Márcia - Na verdade, desde
que me conheço por gente, eu me reconheço poeta, mas aos nove anos de idade, lembro-me
bem que meu pai presenteou-me com livros de poesias, entre eles o "OU ISTO
OU AQUILO" de Cecília Meirelles e um caderninho onde eu poderia escrever o
que eu quisesse. E ali iniciou-se
uma história de amor
entre as letras
e eu.
(POEMAS) 2 – O que é para ti o ato de criar e em que
momentos a inspiração chega? O que na verdade te inspira?
Márcia - O ato de criar é reflexo da parte saudável de toda psiquê...

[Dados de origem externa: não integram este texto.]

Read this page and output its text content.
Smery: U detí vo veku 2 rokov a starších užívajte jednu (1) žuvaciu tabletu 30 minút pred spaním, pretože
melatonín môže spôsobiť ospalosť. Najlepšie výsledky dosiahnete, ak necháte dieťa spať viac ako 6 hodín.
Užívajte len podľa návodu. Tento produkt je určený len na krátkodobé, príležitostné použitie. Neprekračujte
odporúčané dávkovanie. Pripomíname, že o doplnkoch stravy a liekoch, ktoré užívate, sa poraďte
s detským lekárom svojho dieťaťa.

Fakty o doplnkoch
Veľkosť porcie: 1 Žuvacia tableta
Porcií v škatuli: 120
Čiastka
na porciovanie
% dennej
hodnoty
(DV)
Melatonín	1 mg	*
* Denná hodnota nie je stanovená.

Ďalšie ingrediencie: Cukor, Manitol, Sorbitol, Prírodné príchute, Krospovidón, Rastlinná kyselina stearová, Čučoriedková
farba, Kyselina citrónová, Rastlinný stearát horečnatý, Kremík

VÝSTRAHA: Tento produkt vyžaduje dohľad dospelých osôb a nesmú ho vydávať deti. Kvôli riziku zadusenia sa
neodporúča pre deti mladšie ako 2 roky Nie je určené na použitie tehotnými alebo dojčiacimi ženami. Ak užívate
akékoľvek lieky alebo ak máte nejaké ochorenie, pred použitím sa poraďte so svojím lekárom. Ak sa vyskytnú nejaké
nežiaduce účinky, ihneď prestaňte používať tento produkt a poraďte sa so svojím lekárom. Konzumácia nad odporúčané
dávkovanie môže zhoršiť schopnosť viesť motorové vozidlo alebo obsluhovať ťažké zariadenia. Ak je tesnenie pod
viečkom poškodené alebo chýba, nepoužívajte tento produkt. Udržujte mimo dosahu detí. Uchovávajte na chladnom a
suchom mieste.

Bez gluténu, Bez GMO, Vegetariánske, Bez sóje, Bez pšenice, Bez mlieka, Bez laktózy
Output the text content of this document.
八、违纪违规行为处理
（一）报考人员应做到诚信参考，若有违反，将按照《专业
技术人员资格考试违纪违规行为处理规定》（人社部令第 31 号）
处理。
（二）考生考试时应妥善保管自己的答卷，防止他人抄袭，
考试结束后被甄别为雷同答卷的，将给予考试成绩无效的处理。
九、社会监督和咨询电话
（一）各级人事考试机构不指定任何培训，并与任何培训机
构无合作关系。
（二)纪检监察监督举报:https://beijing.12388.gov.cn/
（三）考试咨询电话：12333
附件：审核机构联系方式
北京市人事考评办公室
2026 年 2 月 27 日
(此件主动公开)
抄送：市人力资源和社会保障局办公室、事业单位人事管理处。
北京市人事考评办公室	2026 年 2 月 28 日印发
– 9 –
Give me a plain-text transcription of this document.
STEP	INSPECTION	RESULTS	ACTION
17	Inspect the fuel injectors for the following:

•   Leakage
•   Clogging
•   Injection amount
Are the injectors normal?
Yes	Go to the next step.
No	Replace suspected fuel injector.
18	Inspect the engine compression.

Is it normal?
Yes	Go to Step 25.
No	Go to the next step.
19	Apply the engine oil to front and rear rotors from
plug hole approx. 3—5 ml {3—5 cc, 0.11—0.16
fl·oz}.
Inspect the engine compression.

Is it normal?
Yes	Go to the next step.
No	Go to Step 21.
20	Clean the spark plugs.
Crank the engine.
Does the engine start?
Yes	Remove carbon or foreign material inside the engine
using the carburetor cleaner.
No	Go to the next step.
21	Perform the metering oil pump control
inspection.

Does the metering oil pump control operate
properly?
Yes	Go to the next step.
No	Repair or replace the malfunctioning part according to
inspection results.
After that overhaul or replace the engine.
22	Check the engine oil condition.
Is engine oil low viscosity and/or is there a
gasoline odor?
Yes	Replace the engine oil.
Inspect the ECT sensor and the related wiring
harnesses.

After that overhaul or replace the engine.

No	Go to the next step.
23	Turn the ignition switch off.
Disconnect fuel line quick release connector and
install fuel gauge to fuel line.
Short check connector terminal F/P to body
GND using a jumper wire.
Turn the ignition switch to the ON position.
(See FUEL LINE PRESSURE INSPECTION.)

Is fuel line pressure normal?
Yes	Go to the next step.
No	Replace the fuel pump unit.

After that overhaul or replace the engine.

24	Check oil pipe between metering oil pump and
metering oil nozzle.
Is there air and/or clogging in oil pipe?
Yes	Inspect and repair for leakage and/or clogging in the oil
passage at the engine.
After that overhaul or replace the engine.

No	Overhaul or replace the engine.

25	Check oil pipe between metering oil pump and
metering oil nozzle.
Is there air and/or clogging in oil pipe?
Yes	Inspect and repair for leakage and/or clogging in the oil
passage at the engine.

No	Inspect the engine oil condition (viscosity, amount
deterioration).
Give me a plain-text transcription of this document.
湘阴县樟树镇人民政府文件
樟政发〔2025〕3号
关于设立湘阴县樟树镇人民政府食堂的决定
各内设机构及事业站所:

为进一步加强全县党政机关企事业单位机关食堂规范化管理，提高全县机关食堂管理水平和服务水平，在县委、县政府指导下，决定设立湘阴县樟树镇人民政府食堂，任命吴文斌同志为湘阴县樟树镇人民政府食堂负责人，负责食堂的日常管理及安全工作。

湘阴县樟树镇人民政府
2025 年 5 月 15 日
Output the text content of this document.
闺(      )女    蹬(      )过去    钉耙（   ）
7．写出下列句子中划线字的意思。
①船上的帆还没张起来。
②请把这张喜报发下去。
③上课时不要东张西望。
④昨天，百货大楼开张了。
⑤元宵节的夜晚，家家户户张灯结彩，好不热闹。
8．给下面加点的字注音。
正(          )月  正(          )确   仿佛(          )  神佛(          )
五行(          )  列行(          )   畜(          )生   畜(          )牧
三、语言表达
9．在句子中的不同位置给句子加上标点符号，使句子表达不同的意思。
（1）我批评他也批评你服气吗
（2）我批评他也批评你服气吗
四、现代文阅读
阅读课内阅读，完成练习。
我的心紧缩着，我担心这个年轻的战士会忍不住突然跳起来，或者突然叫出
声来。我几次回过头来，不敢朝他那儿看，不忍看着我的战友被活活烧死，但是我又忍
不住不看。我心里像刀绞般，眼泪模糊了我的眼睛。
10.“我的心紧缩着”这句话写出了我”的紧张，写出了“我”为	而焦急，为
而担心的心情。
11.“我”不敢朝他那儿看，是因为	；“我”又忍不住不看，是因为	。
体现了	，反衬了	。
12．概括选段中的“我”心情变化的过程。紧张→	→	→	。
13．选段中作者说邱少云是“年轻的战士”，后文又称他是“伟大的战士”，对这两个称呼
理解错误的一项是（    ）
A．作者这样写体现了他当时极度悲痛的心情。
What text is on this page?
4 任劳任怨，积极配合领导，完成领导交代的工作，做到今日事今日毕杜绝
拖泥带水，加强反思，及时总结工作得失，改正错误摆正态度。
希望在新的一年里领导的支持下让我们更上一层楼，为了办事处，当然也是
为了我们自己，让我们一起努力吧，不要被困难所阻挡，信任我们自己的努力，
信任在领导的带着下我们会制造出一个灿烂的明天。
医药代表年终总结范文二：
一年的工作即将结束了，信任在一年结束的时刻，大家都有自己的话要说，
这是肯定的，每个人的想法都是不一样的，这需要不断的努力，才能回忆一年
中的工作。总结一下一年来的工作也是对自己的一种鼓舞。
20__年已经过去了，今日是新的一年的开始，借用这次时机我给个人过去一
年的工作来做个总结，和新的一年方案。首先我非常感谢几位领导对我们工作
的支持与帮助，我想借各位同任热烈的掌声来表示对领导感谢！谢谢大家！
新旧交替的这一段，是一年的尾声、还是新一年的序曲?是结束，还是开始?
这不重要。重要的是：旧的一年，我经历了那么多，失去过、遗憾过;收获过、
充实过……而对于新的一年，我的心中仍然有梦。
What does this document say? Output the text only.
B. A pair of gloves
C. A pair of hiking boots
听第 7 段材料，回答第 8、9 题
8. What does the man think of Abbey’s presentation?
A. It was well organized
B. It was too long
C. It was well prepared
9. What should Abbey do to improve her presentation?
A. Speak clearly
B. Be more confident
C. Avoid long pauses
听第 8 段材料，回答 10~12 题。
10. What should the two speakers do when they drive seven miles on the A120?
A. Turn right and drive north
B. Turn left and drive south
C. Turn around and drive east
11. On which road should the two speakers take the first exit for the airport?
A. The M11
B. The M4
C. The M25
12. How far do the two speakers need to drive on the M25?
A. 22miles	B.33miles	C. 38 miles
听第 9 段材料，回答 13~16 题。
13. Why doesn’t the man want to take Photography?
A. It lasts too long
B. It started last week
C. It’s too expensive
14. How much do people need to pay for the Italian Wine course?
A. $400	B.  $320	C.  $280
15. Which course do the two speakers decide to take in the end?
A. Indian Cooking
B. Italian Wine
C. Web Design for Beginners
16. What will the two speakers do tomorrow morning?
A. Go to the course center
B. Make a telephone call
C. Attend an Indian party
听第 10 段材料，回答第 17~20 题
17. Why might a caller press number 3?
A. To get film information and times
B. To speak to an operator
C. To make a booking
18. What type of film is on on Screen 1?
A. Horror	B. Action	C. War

O ato de criar é libertador e projeta
inúmeras facetas de nosso inconsciente individual e coletivo naquilo que
se transforma em arte. Mas a arte
em si alem
de expressar o
lado sadio de
nossa mente, ela expressa
também uma busca
de unidade, de
integração psíquica ,
ou seja, ela
propicia também a
organização mental do
artista..
Para mim a
inspiração aparece em momentos de maior introspecção, não necessariamente em momentos
ruins, mas em momentos em que busco um contato maior com meu ser, um estado de necessária solidão para que eu
me reconheça indivíduo, de necessária comunicação do ser com seus estados da alma através do
verso. O poema é quase um sexto sentido que
o ser humano possui: através dele fluem
sensações e percepções acerca do mundo em que vivemos, como um sentido a
mais, que possibilita ao poeta enxergar o mundo de forma muito particular.
O que mais me
inspiram são temas sociais e a humanidade
no que ela tem de mais dolorosa, bela, e coletiva: as grandes dores humanas como a
falta, a fome, o cerceamento da liberdade, a paixão, a solidão, a exclusão.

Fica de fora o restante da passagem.